Skimming the fat off my annual expenses, I decided to downgrade my top-of-the-line high speed connection to something a little more practical.

Why pay for 60 GB and on-line gaming speed when you only use an average of 5 GB a month? For my purposes I can tolerate a slower connection and save myself $21.00 per month.

When I phoned my internet service provider I was told that I would be charged a $20.00 admin fee to drop down to the “lightest” – and cheapest – high speed plan. WTF?! Yet another example of financial punishment aimed at those who can least afford it.

Being a long-time, loyal customer, I asked if the fee could be waived. Yeah, I’ll admit I dropped the “low-income” bomb and turned up the charm, but dammit all, it worked!

Annual savings including waived admin fee: $272.00. Cha-ching!

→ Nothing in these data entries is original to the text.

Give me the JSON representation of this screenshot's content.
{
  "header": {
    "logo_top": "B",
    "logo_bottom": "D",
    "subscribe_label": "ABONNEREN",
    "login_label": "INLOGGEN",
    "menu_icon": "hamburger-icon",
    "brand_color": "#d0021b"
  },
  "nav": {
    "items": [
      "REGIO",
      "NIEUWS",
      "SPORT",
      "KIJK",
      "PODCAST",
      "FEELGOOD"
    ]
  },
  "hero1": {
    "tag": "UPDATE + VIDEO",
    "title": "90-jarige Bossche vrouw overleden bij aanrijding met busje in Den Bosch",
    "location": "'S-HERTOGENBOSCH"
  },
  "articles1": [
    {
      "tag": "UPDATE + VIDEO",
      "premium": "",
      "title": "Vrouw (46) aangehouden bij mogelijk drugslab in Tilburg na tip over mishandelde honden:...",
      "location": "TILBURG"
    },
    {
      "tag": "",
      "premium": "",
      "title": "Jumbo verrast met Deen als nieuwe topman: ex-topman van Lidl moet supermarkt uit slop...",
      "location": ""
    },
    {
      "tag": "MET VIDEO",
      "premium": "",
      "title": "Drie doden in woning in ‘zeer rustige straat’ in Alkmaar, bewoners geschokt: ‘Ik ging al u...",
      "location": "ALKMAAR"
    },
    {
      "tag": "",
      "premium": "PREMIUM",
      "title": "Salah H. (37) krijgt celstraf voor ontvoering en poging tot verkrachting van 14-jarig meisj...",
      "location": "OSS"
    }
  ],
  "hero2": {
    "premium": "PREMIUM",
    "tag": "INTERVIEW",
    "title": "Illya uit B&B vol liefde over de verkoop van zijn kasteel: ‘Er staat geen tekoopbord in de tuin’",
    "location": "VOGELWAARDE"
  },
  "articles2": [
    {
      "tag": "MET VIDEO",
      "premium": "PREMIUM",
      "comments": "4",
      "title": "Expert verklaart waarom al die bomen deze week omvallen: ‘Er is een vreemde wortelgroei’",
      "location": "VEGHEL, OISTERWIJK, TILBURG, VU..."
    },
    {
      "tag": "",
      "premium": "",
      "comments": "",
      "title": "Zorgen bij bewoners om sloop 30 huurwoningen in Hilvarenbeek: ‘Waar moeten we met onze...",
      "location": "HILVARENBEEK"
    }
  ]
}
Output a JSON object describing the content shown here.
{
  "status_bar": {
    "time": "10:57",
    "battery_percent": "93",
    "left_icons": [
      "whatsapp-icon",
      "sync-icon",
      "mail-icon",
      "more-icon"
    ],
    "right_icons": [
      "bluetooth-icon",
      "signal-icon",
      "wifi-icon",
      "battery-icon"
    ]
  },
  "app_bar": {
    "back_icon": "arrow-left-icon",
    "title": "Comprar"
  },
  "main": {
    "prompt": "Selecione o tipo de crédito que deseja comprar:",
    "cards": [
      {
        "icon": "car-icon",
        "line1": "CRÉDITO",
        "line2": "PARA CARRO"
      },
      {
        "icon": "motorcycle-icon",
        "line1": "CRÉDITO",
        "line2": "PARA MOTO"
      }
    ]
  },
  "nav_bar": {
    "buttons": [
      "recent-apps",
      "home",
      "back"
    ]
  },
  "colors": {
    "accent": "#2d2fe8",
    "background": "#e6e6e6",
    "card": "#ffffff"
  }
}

This is just one example of “asking and receiving”. It may not always result in fees being waived, interest rates being dropped, or unreal unadvertised deals being granted, but if you don’t ask…

You’d be surprised (pleasantly) at how far customer service reps are authorized to bend to keep a client from running into the arms of their competitors. Try it. Even if you only save yourself twenny bucks, it feels great.

Now go buy yourself sumpthin’ pretty.